La société Bêta et Compagnie et ses créateurs ont assigné la société Australie aux fins de voir interdire la diffusion des publicités en cause et de voir réparer leur préjudice.
II. Décision : Le site internet www.viedemerde.fr n’est pas une oeuvre collective mais peut être protégé sur le terrain du parasitisme
A. Le contenu du site viedemerde.fr n’est pas une oeuvre collective
Le Tribunal de grande instance a commencé par rappeler les termes de l’article L113-2 du code de la propriété intellectuelle, définissant l’oeuvre de collaboration :
“Est dite de collaboration l’œuvre à la création de laquelle ont concouru plusieurs personnes physiques. Est dite composite l’œuvre nouvelle à laquelle est incorporée l’œuvre préexistante sans la collaboration de l’auteur de cette émission. Est dite collective l’œuvre créée à l’initiative d’une personne physique ou morale qui l’édite, la publie et la divulgue sous sa direction et son nom et dans laquelle la contribution personnelle des divers auteurs participant à son élaboration se fond dans l’ensemble en vue duquel elle est conçue, sans qu’il soit possible d’attribuer à chacun d’eux un droit distinct sur l’ensemble réalisé” (art. L.113-2 du CPI).
Le jugement constate que si la condition relative au fait que l’œuvre est publiée, divulguée et éditée à l’initiative d’une personne et sous sa direction est remplie, celle relative au nom n’est pas remplie puisque le site s’intitule VDM, mais surtout celle relative au fait que les contributions personnelles se fondent dans l’ensemble n’est pas davantage remplie.
En effet, le fait que chaque internaute indique son nom, son pseudo ou “anonyme”, individualise chaque auteur. En conséquence, les différentes contributions ne se confondent donc pas dans l’ensemble et le fait que chaque contribution ait une structure précise et similaire du fait du respect des instructions du format ne peut à lui seul suffire comme instructions données aux auteurs.

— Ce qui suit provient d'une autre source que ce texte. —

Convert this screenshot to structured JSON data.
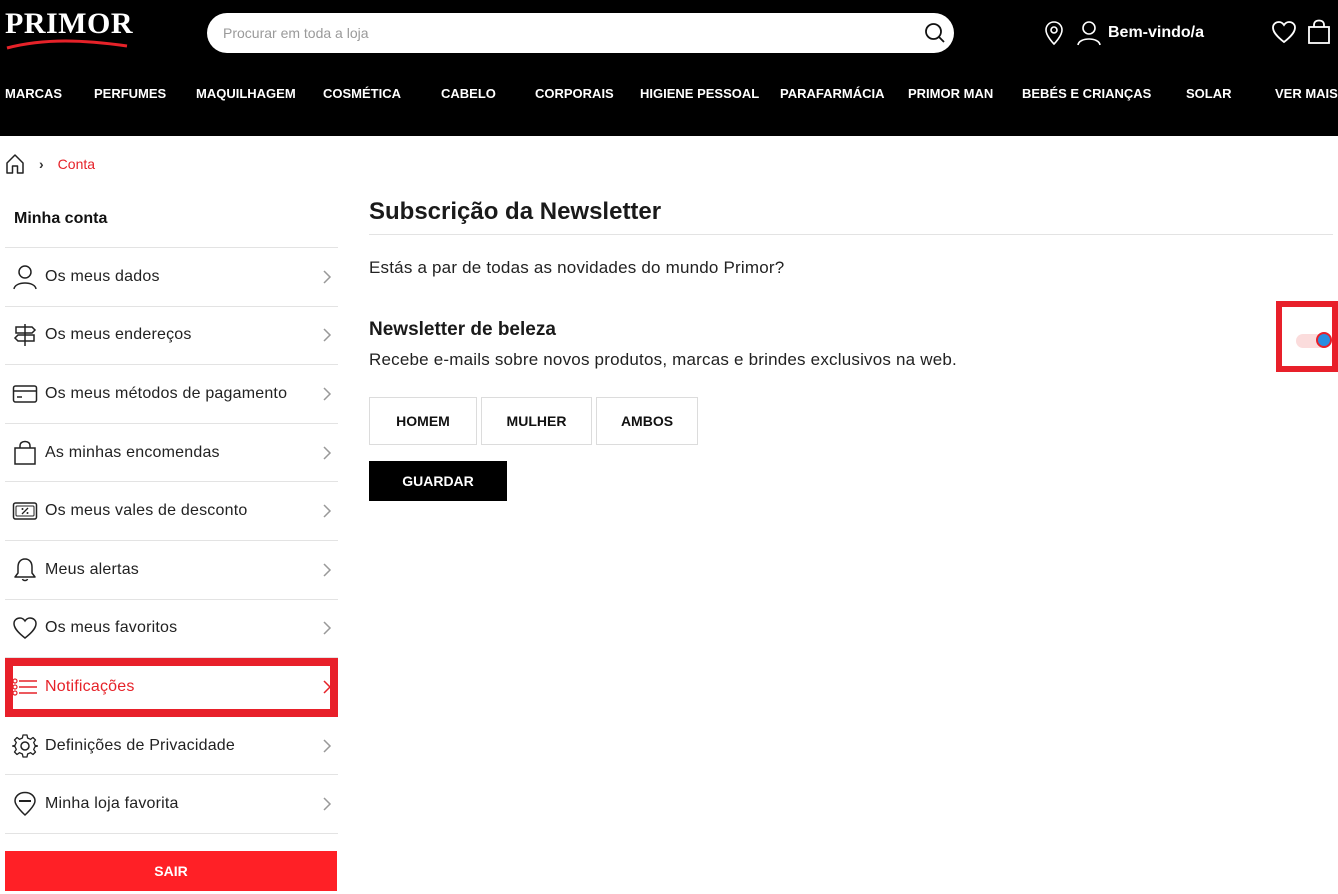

Le Tribunal rappelle en outre que seul le contributeur peut opposer le fait que chaque auteur n’ait pas cédé régulièrement ses droits sur sa contribution et non par un tiers. Cet argument ne peut donc être opposé par la société Australie. Le Tribunal en tire toutefois la conséquence que c’est la manifestation que les internautes ne considèrent pas avoir de droit d’auteur sur leur apport.
Par ailleurs, sans surprise, les Juges font une juste application du droit en rappelant que le fait que des parties choisissent de soumettre leur contrat au droit d’auteur n’a pas pour effet de donner la qualité d’auteur à l’un des co-contractants, cette qualification relevant toujours en dernier lieu au tribunal qui appréciera l’existence d’une œuvre.
Le Tribunal de grande instance a, en conséquence, rejeté la qualification d’œuvre collective du site viedemerde.fr .
B. Les anecdotes publiées sur le site internet “vdm” ne sont pas protégées par le droit d’auteur
Les demandeurs font valoir que la publicité intitulée « Stage », qui reprend de façon quasi identique l’anecdote publiée sur le site www.viedemerde.fr le 30 avril 2008, est constitutive d’actes de contrefaçon à l’égard de la société Bêta et Compagnie. La société Australie répond d’une part que la société Bêta et Compagnie n’établit pas être cessionnaire des droits d’auteur et que cette anecdote est totalement dénuée d’originalité de sorte que les prétentions des demandeurs sont irrecevables.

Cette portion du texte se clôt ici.